Ferrari’s Charles Leclerc has compared the porpoising many teams experienced during testing in Barcelona to “turbulence” in an aircraft, while team-mate Carlos Sainz believes that many in the paddock “underestimated” the issues the new technical regulations might present.
Leclerc topped the timesheets on day two of testing in Spain last week, putting 78 laps on the board.
However, the day’s running was not as smooth as it would appear, and a slow-motion shot shoed the Monegasque’s head wobbling as the car bounced off the ground down the straight; the 24-year-old found it a rather nauseating experience.
“It feels like turbulence in an airplane going up and down the whole straight,” he said, quoted by Motorsport.com.
“I can’t say it feels good. It makes you a bit sick, but it is okay.”
His team-mate Carlos Sainz added that the porpoising issue can be more aggravated depending on setup, and it is an aspect of the car that the team will have to burnish.
“It depends on the set-up you drive and whether you use DRS or not,” he explained.
“So it’s a whole new world and understanding that we’re getting into because it looks like that could be a theme for this year.
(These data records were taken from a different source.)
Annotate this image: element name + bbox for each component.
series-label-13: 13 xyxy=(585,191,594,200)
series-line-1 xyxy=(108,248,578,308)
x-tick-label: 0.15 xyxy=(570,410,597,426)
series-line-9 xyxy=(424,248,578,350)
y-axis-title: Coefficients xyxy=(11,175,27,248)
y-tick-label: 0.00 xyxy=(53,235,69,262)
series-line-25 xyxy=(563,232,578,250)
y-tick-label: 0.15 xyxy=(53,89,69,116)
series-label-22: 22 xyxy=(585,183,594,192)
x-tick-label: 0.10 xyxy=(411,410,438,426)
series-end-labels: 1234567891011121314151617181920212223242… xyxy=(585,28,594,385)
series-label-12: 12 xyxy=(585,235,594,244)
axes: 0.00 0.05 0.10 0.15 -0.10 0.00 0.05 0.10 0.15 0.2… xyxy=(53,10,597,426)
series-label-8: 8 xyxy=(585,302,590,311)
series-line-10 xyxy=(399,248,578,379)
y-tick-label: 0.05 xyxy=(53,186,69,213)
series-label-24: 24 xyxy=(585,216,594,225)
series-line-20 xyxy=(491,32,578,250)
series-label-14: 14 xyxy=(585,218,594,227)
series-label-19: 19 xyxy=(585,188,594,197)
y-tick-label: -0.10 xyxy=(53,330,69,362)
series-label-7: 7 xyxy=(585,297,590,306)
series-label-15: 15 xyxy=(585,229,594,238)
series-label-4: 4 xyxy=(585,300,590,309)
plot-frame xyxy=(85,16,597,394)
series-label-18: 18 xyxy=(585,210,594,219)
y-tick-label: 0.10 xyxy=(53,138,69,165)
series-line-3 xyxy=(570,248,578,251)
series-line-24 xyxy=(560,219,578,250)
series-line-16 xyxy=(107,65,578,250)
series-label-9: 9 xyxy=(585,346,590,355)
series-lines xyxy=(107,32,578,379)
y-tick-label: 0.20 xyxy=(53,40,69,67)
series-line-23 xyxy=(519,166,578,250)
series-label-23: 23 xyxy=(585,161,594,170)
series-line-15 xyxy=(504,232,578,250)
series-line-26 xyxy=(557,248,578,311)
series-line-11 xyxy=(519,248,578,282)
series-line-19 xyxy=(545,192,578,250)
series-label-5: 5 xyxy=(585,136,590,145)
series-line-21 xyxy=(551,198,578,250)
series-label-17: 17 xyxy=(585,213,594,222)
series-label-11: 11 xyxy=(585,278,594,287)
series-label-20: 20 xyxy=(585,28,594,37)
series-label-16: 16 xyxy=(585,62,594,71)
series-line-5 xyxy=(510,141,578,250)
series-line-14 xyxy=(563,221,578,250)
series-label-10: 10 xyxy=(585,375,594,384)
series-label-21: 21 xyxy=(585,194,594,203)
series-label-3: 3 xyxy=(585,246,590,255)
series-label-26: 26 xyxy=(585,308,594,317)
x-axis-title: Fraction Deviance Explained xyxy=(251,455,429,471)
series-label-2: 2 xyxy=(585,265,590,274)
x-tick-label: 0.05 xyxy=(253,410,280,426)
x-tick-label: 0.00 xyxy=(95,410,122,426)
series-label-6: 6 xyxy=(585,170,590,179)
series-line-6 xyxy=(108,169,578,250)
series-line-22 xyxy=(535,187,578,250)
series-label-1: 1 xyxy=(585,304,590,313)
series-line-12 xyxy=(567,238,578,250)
“I think most of us at least underestimated the problem.”
Team principal Mattia Binotto maintains that the Scuderia are dealing with the issue, and have already managed to lessen the porpoising effect the new technical regulations seem to be having on the cars.
“On the bouncing, I think it was an issue but it’s not any more,” he told reporters.
Mercedes driver George Russell sees the popoising as a “safety issue.”
“It’s not very pleasant. From what I’ve seen from other teams, that would be a safety issue and it has to be solved one way or another,” he said.
However, he has faith that his team of engineers and mechanics can work their way around it.
“There are a lot of intelligent people in this field and I’m sure that sooner or later everyone will get the problem under control,” added the 24-year-old.
The teams will likely be making alterations to the cars before they head to Bahrain for the second and final test to evaluate whether they have solved the turbulence problem.